В ночь накануне заключения международной сделки между Мавританией, США и Иорданией охранники разрешили мне посмотреть парад, который двигался с окраин в сторону президентского дворца. Музыканты шли в сопровождении школьников, в руках которых были зажженные свечки. Это зрелище напомнило о том, как я сам школьником участвовал в таком параде 19 лет назад. Тогда я доверчиво смотрел на это мероприятие, посвященное рождению нации, частью которой я был. Я не знал тогда, что страна не считается суверенной, если она не может самостоятельно справиться со своими проблемами.
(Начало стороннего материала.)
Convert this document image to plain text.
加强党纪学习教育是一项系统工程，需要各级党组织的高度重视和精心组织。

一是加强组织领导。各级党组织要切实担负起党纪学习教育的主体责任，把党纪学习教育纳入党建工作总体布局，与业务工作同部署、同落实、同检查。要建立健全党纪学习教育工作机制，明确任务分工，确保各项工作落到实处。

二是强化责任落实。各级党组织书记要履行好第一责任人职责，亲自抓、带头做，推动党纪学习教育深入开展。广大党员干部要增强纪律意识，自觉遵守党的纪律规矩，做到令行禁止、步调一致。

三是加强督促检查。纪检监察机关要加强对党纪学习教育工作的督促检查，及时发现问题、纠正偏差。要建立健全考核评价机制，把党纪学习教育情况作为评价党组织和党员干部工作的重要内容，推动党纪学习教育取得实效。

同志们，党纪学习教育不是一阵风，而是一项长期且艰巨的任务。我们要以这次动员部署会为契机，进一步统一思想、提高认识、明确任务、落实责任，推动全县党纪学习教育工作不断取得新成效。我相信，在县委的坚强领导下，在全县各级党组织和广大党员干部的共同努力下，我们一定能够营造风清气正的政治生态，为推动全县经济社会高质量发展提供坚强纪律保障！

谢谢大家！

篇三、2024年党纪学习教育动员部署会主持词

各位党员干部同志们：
Служба безопасности — самый важный государственный орган в странах третьего мира и даже в некоторых так называемых свободных странах. Поэтому ДСР был приглашен на церемонию, проводимую утром в президентском дворце. Он пришел между 10 и 11. Вместе с ним прибыли двое его помощников. Он пригласил меня в свой кабинет, где он обычно допрашивает людей. Я был очень удивлен, вообще увидев его, потому что был праздник. Хоть я и был болен, мое давление поднялось от неожиданной встречи, и я смог встать и пройти в допросную. Но, едва войдя в кабинет, я свалился на большой черный кожаный диван. Было очевидно, что моя гиперактивность была фальшивкой.